The needs of our parent and loved ones who have grown old or are disabled can increase over time and become difficult for you to meet while maintaining a full-time job and satisfying your other responsibilities. In addition, issues often arise between family members as to who is responsible to provide care, the type of care to be provided, and whether the caregiver is to be compensated for their time and expenses. If you want caregiving responsibility to remain in your family, you may want to create a contract that stipulates everyone’s expectations and responsibilities.

Caregiver contracts, sometimes called personal care agreements, make sure that all family members have the same understanding of the needs of their loved one. Having a solid care giving contract protects the individual who has to give up the most to fulfill their full-time caregiving duties. These contracts also help families avoid arguments over how to care for their loved one.

When our attorney Thomas Simeone was interviewed by aplaceformom.com about caregiver contracts, he pointed out how the need to provide care for a family member can become troublesome to a family, “Having one member serve as a formal caretaker often brings out underlying familial issues, including competitiveness, favoritism, jealousy and the like.”

This is why it is helpful to create a strong caregiver contract, though doing so sometimes requires the assistance of an unbiased party to settle the details of the agreement.

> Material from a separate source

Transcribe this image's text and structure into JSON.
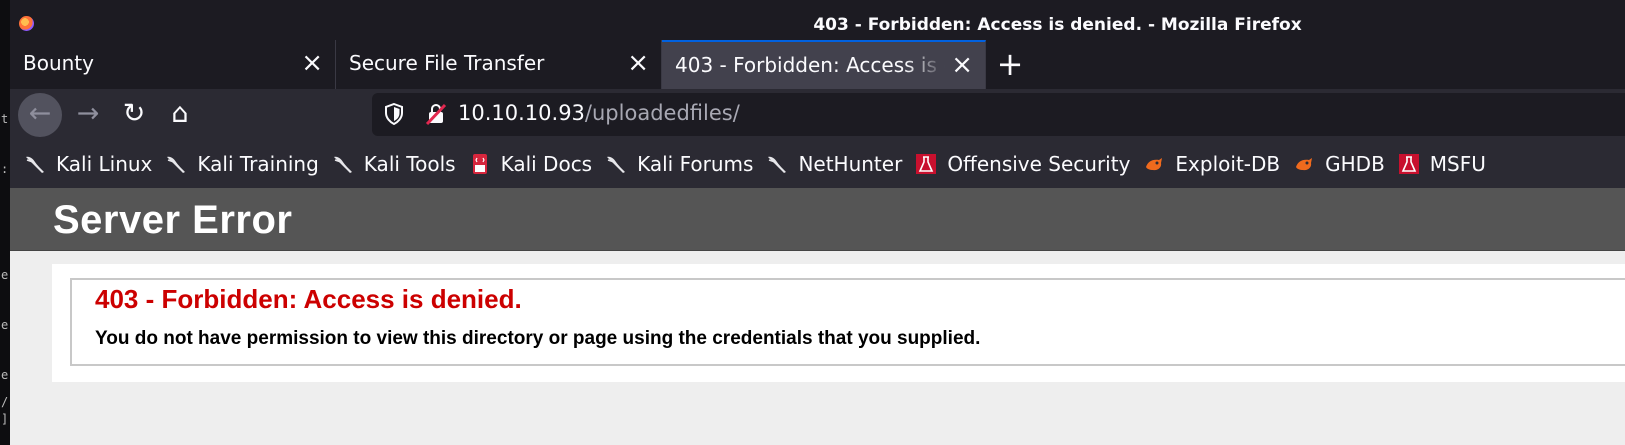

Details that need to be addressed in the caregiver contract include:

  • Benefits: How to fairly handle health expenses, paid sick days, and vacation time.
  • Compensation: Caregiver pay rate for the hours they work.
  • Dates: Set forth when the contract begins and ends, as well as a date to revisit the terms of the agreement.
  • Expenses: Caregiving often requires a person to incur expenses. The contract should include details about how to handle extra expenses.
  • Hours: The contract should stipulate the amount of hours that will be worked each week and who will fill in for the rest of the time.
  • Payment terms: How and when payments to the care giver will be made.
  • Responsibilities: Specific details about the daily activities needed to care for the family member in need. The responsibilities should be stated as clearly as possible.

It’s also important to plan for emergency situations. As Thomas Simeone advised, “It is vital to have other family members agree to be back-up caregivers because emergencies that prevent the caregiver from working will arise.” Having plan for emergencies can limit confusion and disputes, while ensuring that care is provided when needed.